В Петрограде была та же театральная пестрота и путаница. Здесь было много и театров-миниатюр и особенно театров легкого жанра. Фарсы шли и в Троицком фарсе, и в Невском фарсе, и у Сабурова, и у Валентины Лин. «Интимный», «Литейный», «Троицкий» театры культивировали миниатюры. В Паласе была оперетта. «Привал комедиантов», о котором мечтали, что он будет «театром подземных классиков», этих своих надежд не оправдал. Он просто превратился в театр художественных миниатюр. Московской «Летучей Мыши» соответствовало до известной степени «Кривое зеркало». Частные драматические театры были представлены «Незлобиным» и «Сувориным». Частная опера «Музыкальной драмой» и труппой Аксарина в «Народном доме».
Заведывание художественной частью в Суворинском театре с этого года принял на себя В. Э. Мейерхольд, с которым был заключен контракт с 1 августа 1916 года по 1 февраля 1917 года. Однако Мейерхольд, в тот год особенно перегруженный работой в императорских театрах, в сущности был заведующим только номинально. Режиссерские же обязанности несли С. М. Надеждин и Муравьев.
Репертуар в Суворинском театре был смешанным. Для утренников, например, был установлен французский цикл (Реньяр — «Единственный наследник»; Бомарше — «Женитьба Фигаро»; Мюссе — «С любовью не шутят»; Мольер — «Жорж Данден»; Скриб — «Адриенна Лекуврер»; Золя «Тереза Ракен»; Гюго — «Анжелло») и шли классики (Шекспир) с участием трагика Н. П. Россова.
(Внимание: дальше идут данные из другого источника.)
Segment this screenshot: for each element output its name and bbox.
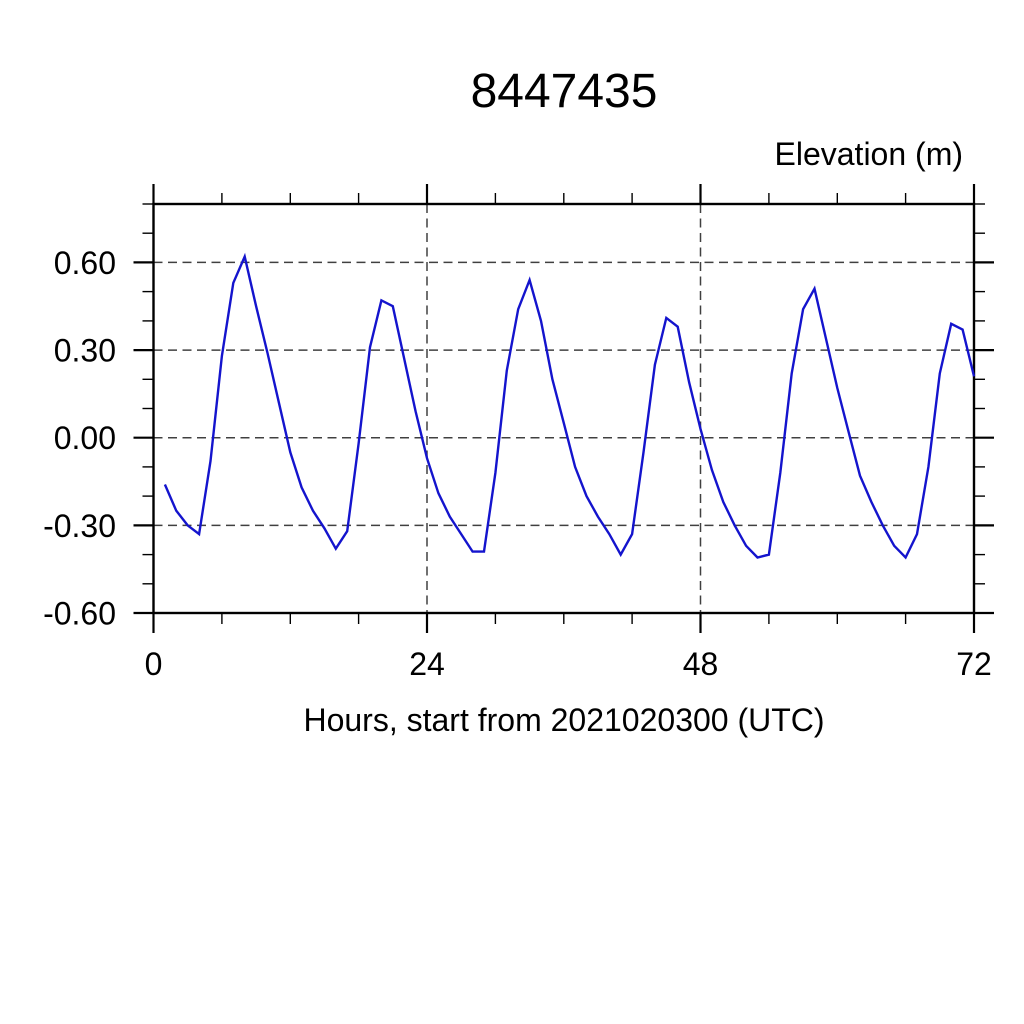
page-title: 8447435 bbox=[471, 65, 658, 118]
x-tick-label: 0 bbox=[145, 646, 163, 682]
y-tick-label: 0.60 bbox=[54, 245, 116, 281]
y-axis-title: Elevation (m) bbox=[775, 136, 964, 172]
tide-curve bbox=[163, 252, 976, 560]
x-tick-label: 48 bbox=[683, 646, 719, 682]
chart-layer: 0 24 48 72 0.60 0.30 0.00 -0.30 -0.60 bbox=[43, 184, 994, 682]
y-tick-label: 0.00 bbox=[54, 420, 116, 456]
x-tick-label: 72 bbox=[956, 646, 992, 682]
y-tick-label: -0.30 bbox=[43, 508, 116, 544]
y-tick-label: -0.60 bbox=[43, 596, 116, 632]
y-tick-label: 0.30 bbox=[54, 333, 116, 369]
x-axis-title: Hours, start from 2021020300 (UTC) bbox=[303, 702, 824, 738]
x-tick-label: 24 bbox=[409, 646, 445, 682]
plot-frame bbox=[152, 202, 976, 615]
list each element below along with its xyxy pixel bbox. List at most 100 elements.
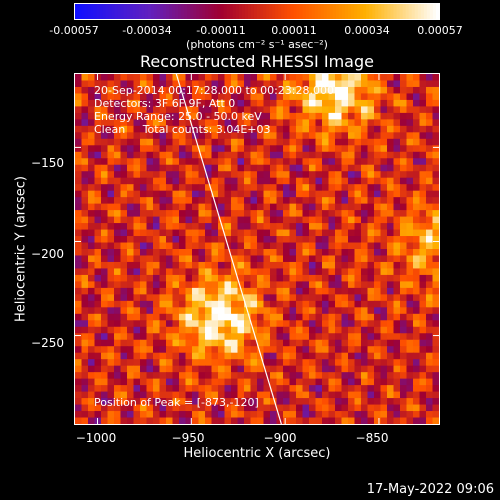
heatmap-cell: [179, 320, 186, 328]
heatmap-cell: [237, 99, 245, 107]
heatmap-cell: [101, 378, 108, 386]
heatmap-cell: [419, 229, 427, 237]
heatmap-cell: [231, 339, 238, 347]
heatmap-cell: [426, 229, 433, 237]
heatmap-cell: [400, 125, 407, 133]
heatmap-cell: [140, 385, 147, 393]
heatmap-cell: [114, 391, 121, 399]
heatmap-cell: [387, 171, 394, 179]
heatmap-cell: [94, 171, 102, 179]
heatmap-cell: [367, 119, 375, 127]
heatmap-cell: [270, 313, 277, 321]
heatmap-cell: [153, 125, 160, 133]
heatmap-cell: [211, 145, 219, 153]
heatmap-cell: [75, 261, 82, 269]
heatmap-cell: [380, 352, 388, 360]
heatmap-cell: [302, 119, 310, 127]
heatmap-cell: [244, 151, 251, 159]
heatmap-cell: [179, 112, 186, 120]
heatmap-cell: [361, 385, 368, 393]
heatmap-cell: [354, 145, 362, 153]
heatmap-cell: [374, 359, 381, 367]
heatmap-cell: [101, 138, 108, 146]
heatmap-cell: [75, 145, 82, 153]
heatmap-cell: [289, 223, 297, 231]
heatmap-cell: [127, 294, 134, 302]
colorbar-segment: [250, 4, 255, 19]
heatmap-cell: [94, 151, 102, 159]
heatmap-cell: [211, 333, 219, 341]
heatmap-cell: [426, 417, 433, 424]
colorbar-segment: [162, 4, 167, 19]
heatmap-cell: [328, 339, 336, 347]
heatmap-cell: [133, 411, 141, 419]
heatmap-cell: [231, 203, 238, 211]
heatmap-cell: [413, 99, 420, 107]
heatmap-cell: [140, 281, 147, 289]
heatmap-cell: [426, 333, 433, 341]
heatmap-cell: [432, 242, 439, 250]
heatmap-cell: [133, 99, 141, 107]
heatmap-cell: [127, 74, 134, 81]
heatmap-cell: [400, 164, 407, 172]
heatmap-cell: [153, 274, 160, 282]
heatmap-cell: [211, 346, 219, 354]
heatmap-cell: [140, 216, 147, 224]
heatmap-cell: [185, 197, 193, 205]
heatmap-cell: [348, 125, 355, 133]
colorbar-segment: [102, 4, 106, 19]
heatmap-cell: [146, 125, 154, 133]
heatmap-cell: [393, 74, 401, 81]
heatmap-cell: [166, 249, 173, 256]
heatmap-cell: [153, 268, 160, 276]
heatmap-cell: [224, 294, 232, 302]
heatmap-cell: [231, 229, 238, 237]
heatmap-cell: [270, 138, 277, 146]
heatmap-cell: [296, 261, 303, 269]
heatmap-cell: [413, 274, 420, 282]
heatmap-cell: [75, 378, 82, 386]
heatmap-cell: [244, 164, 251, 172]
heatmap-cell: [153, 346, 160, 354]
heatmap-cell: [114, 229, 121, 237]
heatmap-cell: [263, 151, 271, 159]
heatmap-cell: [107, 398, 115, 406]
heatmap-cell: [374, 86, 381, 94]
heatmap-cell: [341, 352, 349, 360]
heatmap-cell: [94, 203, 102, 211]
heatmap-cell: [166, 151, 173, 159]
heatmap-cell: [387, 119, 394, 127]
heatmap-cell: [140, 145, 147, 153]
heatmap-cell: [341, 261, 349, 269]
heatmap-cell: [146, 411, 154, 419]
heatmap-cell: [315, 119, 323, 127]
heatmap-cell: [348, 365, 355, 373]
heatmap-cell: [263, 274, 271, 282]
heatmap-cell: [107, 132, 115, 140]
heatmap-cell: [114, 93, 121, 101]
heatmap-cell: [257, 372, 264, 380]
heatmap-cell: [322, 177, 329, 185]
heatmap-cell: [101, 236, 108, 244]
heatmap-cell: [393, 190, 401, 198]
heatmap-cell: [211, 164, 219, 172]
heatmap-cell: [114, 417, 121, 424]
heatmap-cell: [263, 268, 271, 276]
heatmap-cell: [185, 216, 193, 224]
heatmap-cell: [354, 190, 362, 198]
heatmap-cell: [426, 197, 433, 205]
heatmap-cell: [348, 203, 355, 211]
heatmap-cell: [146, 190, 154, 198]
heatmap-cell: [257, 242, 264, 250]
heatmap-cell: [218, 132, 225, 140]
heatmap-cell: [270, 300, 277, 308]
heatmap-cell: [114, 210, 121, 218]
heatmap-cell: [94, 236, 102, 244]
colorbar-segment: [308, 4, 313, 19]
heatmap-cell: [159, 261, 167, 269]
heatmap-cell: [393, 132, 401, 140]
heatmap-cell: [419, 112, 427, 120]
heatmap-cell: [192, 190, 199, 198]
heatmap-cell: [276, 300, 284, 308]
heatmap-cell: [406, 145, 414, 153]
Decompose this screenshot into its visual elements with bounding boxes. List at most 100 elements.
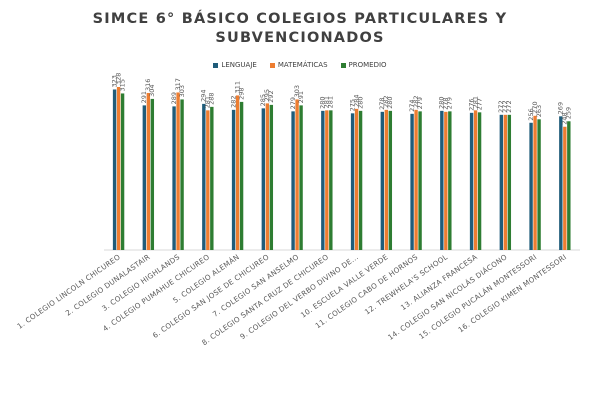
bar-promedio-11: [418, 111, 422, 250]
bar-promedio-5: [239, 101, 244, 251]
data-label-lenguaje-13: 276: [467, 98, 475, 110]
data-label-matemáticas-7: 303: [293, 85, 301, 97]
data-label-matemáticas-3: 317: [174, 78, 182, 90]
data-label-promedio-1: 315: [118, 79, 126, 91]
data-label-lenguaje-3: 289: [170, 92, 178, 104]
bar-lenguaje-13: [469, 112, 474, 250]
bar-promedio-7: [299, 105, 303, 250]
bar-matemáticas-8: [325, 110, 329, 250]
legend-item-matematicas: MATEMÁTICAS: [269, 61, 328, 69]
chart-title-line-2: SUBVENCIONADOS: [215, 30, 385, 46]
data-label-promedio-16: 259: [565, 107, 573, 119]
bar-matemáticas-10: [384, 109, 389, 250]
chart-title-line-1: SIMCE 6° BÁSICO COLEGIOS PARTICULARES Y: [92, 11, 508, 27]
data-label-matemáticas-4: 281: [204, 96, 212, 108]
data-label-promedio-12: 279: [446, 97, 454, 109]
bar-promedio-10: [388, 110, 393, 250]
bar-matemáticas-9: [354, 108, 359, 250]
legend-swatch-promedio: [340, 62, 346, 68]
bar-matemáticas-6: [265, 103, 270, 250]
legend-label-lenguaje: LENGUAJE: [221, 61, 257, 69]
data-label-promedio-4: 288: [208, 92, 216, 104]
chart-title: SIMCE 6° BÁSICO COLEGIOS PARTICULARES Y …: [0, 10, 600, 48]
bar-matemáticas-3: [176, 92, 180, 251]
data-label-matemáticas-10: 282: [382, 95, 390, 107]
bar-lenguaje-8: [321, 110, 325, 250]
bar-promedio-15: [537, 119, 541, 250]
bar-matemáticas-5: [235, 95, 240, 250]
legend-item-promedio: PROMEDIO: [340, 61, 387, 69]
bar-promedio-16: [567, 121, 571, 250]
bar-matemáticas-14: [503, 114, 508, 250]
data-label-matemáticas-1: 328: [114, 73, 122, 85]
bar-lenguaje-11: [410, 113, 414, 250]
data-label-lenguaje-15: 256: [527, 108, 535, 120]
bar-lenguaje-2: [142, 105, 147, 250]
bar-promedio-8: [329, 110, 333, 250]
bar-matemáticas-15: [533, 115, 537, 250]
bar-lenguaje-14: [499, 114, 504, 250]
bar-matemáticas-16: [563, 126, 567, 250]
bar-lenguaje-6: [261, 108, 266, 250]
data-label-promedio-10: 280: [386, 96, 394, 108]
bar-lenguaje-3: [172, 106, 176, 250]
data-label-matemáticas-2: 316: [144, 79, 152, 91]
bar-lenguaje-15: [529, 122, 533, 250]
bar-lenguaje-1: [112, 89, 117, 250]
legend-label-promedio: PROMEDIO: [348, 61, 387, 69]
bar-lenguaje-5: [231, 109, 236, 250]
bar-matemáticas-1: [116, 86, 121, 251]
data-label-matemáticas-12: 278: [442, 97, 450, 109]
bar-lenguaje-10: [380, 111, 385, 250]
bar-matemáticas-4: [206, 110, 210, 250]
data-label-lenguaje-7: 279: [289, 97, 297, 109]
bar-matemáticas-13: [473, 110, 478, 250]
bar-promedio-2: [150, 98, 155, 250]
data-label-promedio-7: 291: [297, 91, 305, 103]
data-label-promedio-2: 304: [148, 84, 156, 96]
data-label-promedio-15: 263: [535, 105, 543, 117]
data-label-promedio-3: 303: [178, 85, 186, 97]
data-label-lenguaje-5: 282: [229, 95, 237, 107]
data-label-matemáticas-5: 311: [233, 81, 241, 93]
data-label-lenguaje-16: 269: [557, 102, 565, 114]
data-label-matemáticas-6: 295: [263, 89, 271, 101]
data-label-lenguaje-4: 294: [200, 89, 208, 101]
bar-promedio-6: [269, 104, 274, 250]
data-label-matemáticas-9: 284: [352, 94, 360, 106]
data-label-promedio-13: 277: [475, 98, 483, 110]
bar-lenguaje-7: [291, 111, 295, 250]
data-label-lenguaje-1: 323: [110, 75, 118, 87]
data-label-lenguaje-2: 291: [140, 91, 148, 103]
legend-item-lenguaje: LENGUAJE: [213, 61, 257, 69]
bar-lenguaje-9: [350, 113, 355, 250]
data-label-lenguaje-9: 275: [348, 99, 356, 111]
data-label-promedio-14: 272: [505, 100, 513, 112]
bar-lenguaje-4: [202, 103, 206, 250]
data-label-promedio-11: 279: [416, 97, 424, 109]
bar-matemáticas-7: [295, 99, 299, 250]
bar-matemáticas-12: [444, 111, 448, 250]
legend-swatch-matematicas: [269, 62, 275, 68]
data-label-lenguaje-10: 278: [378, 97, 386, 109]
data-label-lenguaje-12: 280: [438, 96, 446, 108]
bar-promedio-1: [120, 93, 125, 250]
data-label-matemáticas-15: 270: [531, 101, 539, 113]
bar-promedio-9: [358, 110, 363, 250]
bar-promedio-12: [448, 111, 452, 250]
bar-promedio-3: [180, 99, 184, 250]
data-label-lenguaje-11: 274: [408, 99, 416, 111]
bar-lenguaje-12: [440, 110, 444, 250]
bar-promedio-4: [210, 106, 214, 251]
chart-legend: LENGUAJE MATEMÁTICAS PROMEDIO: [0, 61, 600, 69]
bar-matemáticas-11: [414, 109, 418, 250]
data-label-matemáticas-13: 281: [471, 96, 479, 108]
data-label-lenguaje-8: 280: [319, 96, 327, 108]
legend-swatch-lenguaje: [213, 62, 219, 68]
bar-lenguaje-16: [559, 116, 563, 250]
data-label-promedio-8: 281: [327, 96, 335, 108]
data-label-promedio-9: 280: [356, 96, 364, 108]
data-label-promedio-6: 292: [267, 90, 275, 102]
data-label-matemáticas-8: 281: [323, 96, 331, 108]
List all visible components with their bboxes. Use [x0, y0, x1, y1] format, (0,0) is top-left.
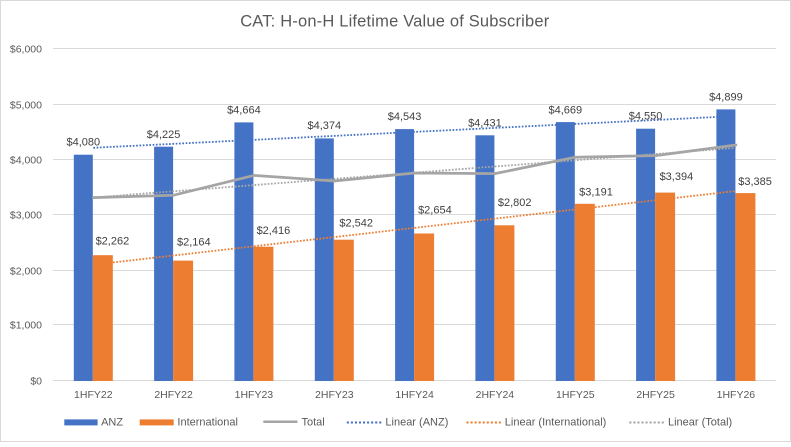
svg-text:$3,191: $3,191 [579, 187, 613, 199]
svg-text:$4,000: $4,000 [10, 154, 42, 166]
svg-text:1HFY26: 1HFY26 [717, 389, 756, 401]
svg-text:$2,262: $2,262 [96, 236, 130, 248]
svg-text:2HFY23: 2HFY23 [315, 389, 354, 401]
svg-text:Linear (International): Linear (International) [505, 416, 607, 428]
svg-text:$4,664: $4,664 [227, 105, 261, 117]
svg-text:$3,000: $3,000 [10, 209, 42, 221]
svg-text:$5,000: $5,000 [10, 99, 42, 111]
svg-text:$6,000: $6,000 [10, 43, 42, 55]
svg-text:$2,164: $2,164 [177, 237, 211, 249]
svg-text:$2,416: $2,416 [257, 225, 291, 237]
svg-text:1HFY25: 1HFY25 [556, 389, 595, 401]
svg-text:ANZ: ANZ [101, 416, 123, 428]
svg-text:$4,669: $4,669 [548, 104, 582, 116]
svg-text:1HFY22: 1HFY22 [74, 389, 113, 401]
svg-text:$3,385: $3,385 [738, 176, 772, 188]
svg-text:$4,550: $4,550 [629, 111, 663, 123]
svg-text:$4,080: $4,080 [66, 137, 100, 149]
svg-text:Linear (Total): Linear (Total) [668, 416, 732, 428]
svg-text:$4,899: $4,899 [709, 92, 743, 104]
svg-text:$2,654: $2,654 [418, 205, 452, 217]
svg-text:$4,543: $4,543 [388, 111, 422, 123]
svg-text:International: International [177, 416, 238, 428]
svg-text:Linear (ANZ): Linear (ANZ) [385, 416, 448, 428]
svg-text:2HFY25: 2HFY25 [636, 389, 675, 401]
svg-text:CAT: H-on-H Lifetime Value of: CAT: H-on-H Lifetime Value of Subscriber [240, 13, 550, 31]
svg-text:1HFY24: 1HFY24 [395, 389, 434, 401]
svg-text:Total: Total [302, 416, 325, 428]
svg-text:2HFY22: 2HFY22 [154, 389, 193, 401]
svg-text:$4,431: $4,431 [468, 117, 502, 129]
svg-text:$3,394: $3,394 [660, 171, 694, 183]
svg-text:$2,542: $2,542 [339, 218, 373, 230]
svg-text:$0: $0 [30, 375, 42, 387]
svg-text:$1,000: $1,000 [10, 319, 42, 331]
svg-text:$2,802: $2,802 [498, 197, 532, 209]
svg-text:1HFY23: 1HFY23 [235, 389, 274, 401]
svg-text:2HFY24: 2HFY24 [476, 389, 515, 401]
svg-text:$4,225: $4,225 [147, 129, 181, 141]
svg-text:$2,000: $2,000 [10, 265, 42, 277]
svg-text:$4,374: $4,374 [307, 120, 341, 132]
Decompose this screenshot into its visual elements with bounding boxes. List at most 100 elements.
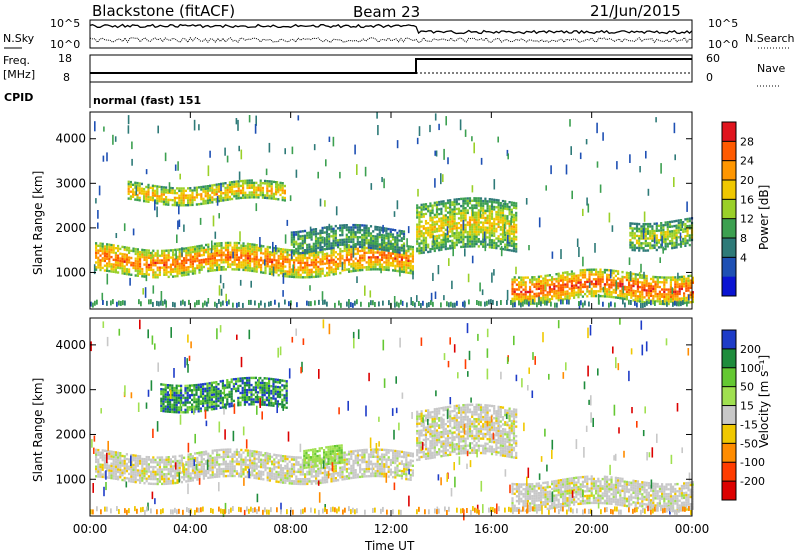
noise-speckle [671, 287, 674, 295]
echo-cell [617, 287, 620, 290]
echo-cell [213, 242, 216, 245]
echo-cell [515, 204, 518, 207]
echo-cell [220, 192, 223, 195]
echo-cell [221, 379, 224, 383]
echo-cell [575, 274, 578, 277]
echo-cell [508, 229, 511, 233]
echo-cell [646, 242, 650, 245]
echo-cell [675, 224, 678, 227]
echo-cell [482, 211, 485, 215]
echo-cell [206, 197, 209, 200]
echo-cell [451, 208, 454, 211]
noise-left-bottom-tick: 10^0 [50, 38, 80, 51]
echo-cell [564, 283, 567, 286]
echo-cell [584, 273, 587, 277]
echo-cell [224, 403, 227, 406]
echo-cell [548, 290, 551, 294]
noise-speckle [97, 210, 99, 219]
echo-cell [511, 297, 514, 300]
echo-cell [468, 221, 472, 224]
echo-cell [140, 187, 143, 190]
echo-cell [497, 220, 500, 224]
echo-cell [422, 234, 425, 237]
echo-cell [167, 198, 170, 202]
echo-cell [396, 234, 399, 237]
echo-cell [160, 185, 163, 189]
echo-cell [158, 261, 161, 265]
echo-cell [396, 257, 399, 261]
echo-cell [171, 389, 174, 392]
echo-cell [161, 254, 164, 257]
echo-cell [213, 247, 216, 250]
echo-cell [297, 237, 300, 241]
echo-cell [326, 262, 329, 265]
echo-cell [595, 268, 598, 271]
echo-cell [178, 194, 181, 197]
ground-scatter-cell [640, 302, 642, 308]
echo-cell [139, 260, 142, 263]
echo-cell [612, 272, 615, 275]
echo-cell [392, 259, 395, 262]
echo-cell [453, 215, 456, 218]
echo-cell [156, 202, 159, 205]
echo-cell [182, 187, 185, 190]
noise-speckle [123, 223, 126, 232]
echo-cell [473, 204, 476, 207]
echo-cell [531, 290, 534, 293]
echo-cell [125, 253, 128, 257]
echo-cell [352, 260, 355, 263]
echo-cell [416, 242, 419, 246]
echo-cell [227, 241, 230, 245]
echo-cell [394, 259, 397, 263]
echo-cell [374, 244, 377, 248]
echo-cell [385, 259, 388, 262]
noise-speckle [144, 287, 147, 298]
echo-cell [180, 399, 183, 402]
echo-cell [669, 276, 672, 279]
noise-speckle [599, 184, 602, 193]
echo-cell [420, 213, 423, 216]
echo-cell [542, 289, 545, 292]
echo-cell [231, 183, 234, 186]
echo-cell [152, 264, 155, 267]
noise-speckle [479, 282, 481, 292]
echo-cell [369, 241, 373, 245]
echo-cell [182, 401, 185, 404]
echo-cell [246, 242, 249, 246]
echo-cell [244, 182, 247, 185]
echo-cell [103, 245, 106, 248]
echo-cell [466, 211, 469, 215]
echo-cell [132, 193, 135, 196]
echo-cell [101, 252, 104, 255]
echo-cell [167, 201, 170, 204]
echo-cell [281, 403, 284, 406]
echo-cell [242, 191, 245, 195]
noise-speckle [571, 190, 573, 200]
echo-cell [595, 294, 598, 298]
echo-cell [217, 197, 220, 200]
echo-cell [341, 233, 344, 237]
noise-speckle [545, 185, 547, 191]
echo-cell [173, 410, 176, 414]
echo-cell [271, 253, 274, 257]
echo-cell [629, 224, 632, 227]
echo-cell [284, 275, 287, 278]
echo-cell [676, 297, 679, 301]
echo-cell [158, 268, 161, 272]
noise-speckle [565, 164, 568, 175]
echo-cell [577, 293, 580, 296]
echo-cell [264, 267, 267, 270]
echo-cell [277, 190, 280, 194]
echo-cell [433, 213, 436, 217]
echo-cell [162, 395, 165, 398]
echo-cell [663, 293, 666, 296]
noise-speckle [578, 247, 580, 258]
echo-cell [199, 393, 202, 396]
echo-cell [250, 376, 253, 380]
echo-cell [205, 263, 208, 266]
echo-cell [262, 252, 265, 255]
echo-cell [308, 248, 311, 251]
echo-cell [431, 245, 434, 248]
noise-speckle [491, 272, 493, 283]
echo-cell [352, 233, 355, 236]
Для вечерних спектаклей, как и раньше, выбирались главным образом новинки. Тем не менее, не в пример прошлых лет, сезон был открыт «Чайкой» А. Чехова с Е. Мунт в роли Нины и с Б. Глаголиным — Треплев. Пьесу ставил Надеждин, пользовавшийся указаниями Мейерхольда. Критика находила мейерхольдовское воздействие и в другой постановке Надеждина, «Войне женщин» Александра Дюма, шедшей в бенефис Глаголина в ноябре 1916 года. Влияние Мейерхольда видели в общем убранстве сцены: — «Обычный занавес был заменен новым, имеющим вид богатого темного ковра, по которому разбросаны были., многочисленные треугольные прорезы, а над просцениумом свисал многогранный матовый фонарь» (Л. Гуревич), — и в том, что в пьесу был введен элемент клоунады, а в спектакле участвовали слуги просцениума, выносившие пюпитры, за которыми играли в межкартинных антрактах замаскированные музыканты. Однако, хотя Надеждин и использовал мейерхольдовские режиссерские приемы, но Мейерхольд непосредственного участия в постановке «Войны женщин» не принимал. Той полнотой власти, которая была ему предоставлена, Мейерхольд, по заявлению дирекции Суворинского театра, не воспользовался, бывая в театре лишь раз в неделю на совещании совета дирекции. В виду этого, 1 февраля 1917 года с момента окончания контракта порвалась не только юридическая связь Мейерхольда с театром на Фонтанке, но и всякая иная.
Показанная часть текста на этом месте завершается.